Os organizadores dizem que o primeiro caso de vírus foi detectado na vila paraolímpica poucos dias antes da convenção acontecer em 24 de agosto.

O primeiro caso de coronavírus foi detectado na vila paralímpica poucos dias antes dos Jogos. Os organizadores dizem que o Japão está lutando contra uma onda recorde de infecção.

De acordo com os organizadores, o incidente descoberto na quinta-feira envolveu funcionários do jogo que não moravam no Japão, e os detalhes não foram divulgados.

Os organizadores relataram 74 casos relacionados aos Jogos Paraolímpicos até agora, a maioria dos quais ocorrendo entre contratados e equipes de jogos que vivem no Japão. Mais seis casos foram relatados na área que hospeda a equipe do campo de treinamento.

Nenhuma infecção foi relatada entre os atletas do vilarejo aberto aos Paraolímpicos na terça-feira.

As equipes francesas e cubanas que participam das Paraolimpíadas de Tóquio 2020 chegam ao Aeroporto de Narita, em Narita, na província de Chiba [STR/JIJI Press/AFP]

De 24 de agosto a 5 de setembro, cerca de 4.400 atletas de 160 equipes competirão em Tóquio.

Quem fica na vila é obrigado a fazer um teste diário de COVID-19, usar máscara e manter distância social, como no caso dos Jogos Olímpicos que terminam em 8 de agosto.
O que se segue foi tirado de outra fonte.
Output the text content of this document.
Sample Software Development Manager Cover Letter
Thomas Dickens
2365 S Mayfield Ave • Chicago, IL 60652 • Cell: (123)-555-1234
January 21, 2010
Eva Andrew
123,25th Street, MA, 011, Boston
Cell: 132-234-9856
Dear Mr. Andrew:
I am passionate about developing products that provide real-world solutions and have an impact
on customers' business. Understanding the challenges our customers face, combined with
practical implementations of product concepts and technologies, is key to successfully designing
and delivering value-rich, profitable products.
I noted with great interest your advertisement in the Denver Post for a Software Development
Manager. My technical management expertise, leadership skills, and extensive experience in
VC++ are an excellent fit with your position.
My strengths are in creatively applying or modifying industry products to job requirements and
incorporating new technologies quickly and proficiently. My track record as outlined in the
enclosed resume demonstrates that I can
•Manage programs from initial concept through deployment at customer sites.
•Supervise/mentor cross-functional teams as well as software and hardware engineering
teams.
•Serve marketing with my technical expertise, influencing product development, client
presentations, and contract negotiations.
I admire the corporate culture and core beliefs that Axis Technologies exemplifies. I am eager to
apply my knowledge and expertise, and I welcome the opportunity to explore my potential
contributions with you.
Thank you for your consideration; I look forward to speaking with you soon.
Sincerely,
Os Jogos Paraolímpicos começaram cerca de duas semanas após as Olimpíadas, e os organizadores disseram que medidas antivírus estritas foram capazes de prevenir uma disseminação significativa da infecção.

Até o momento, 546 casos positivos relacionados às Olimpíadas foram relatados, e alguns especialistas dizem que hospedar as Olimpíadas enfraqueceu a mensagem do governo sobre as regulamentações de vírus e contribuiu para o aumento de infecções domésticas.

Recentemente, o Japão registrou mais de 20.000 casos de vírus por dia, mais do que nunca, e o governo expandiu e expandiu seu estado de emergência para cobrir 13 regiões até 12 de setembro.

A medida reduziu significativamente o horário de funcionamento de restaurantes e bares e proibiu a venda de bebidas alcoólicas, mas especialistas questionam a eficácia das restrições e os casos continuam crescendo.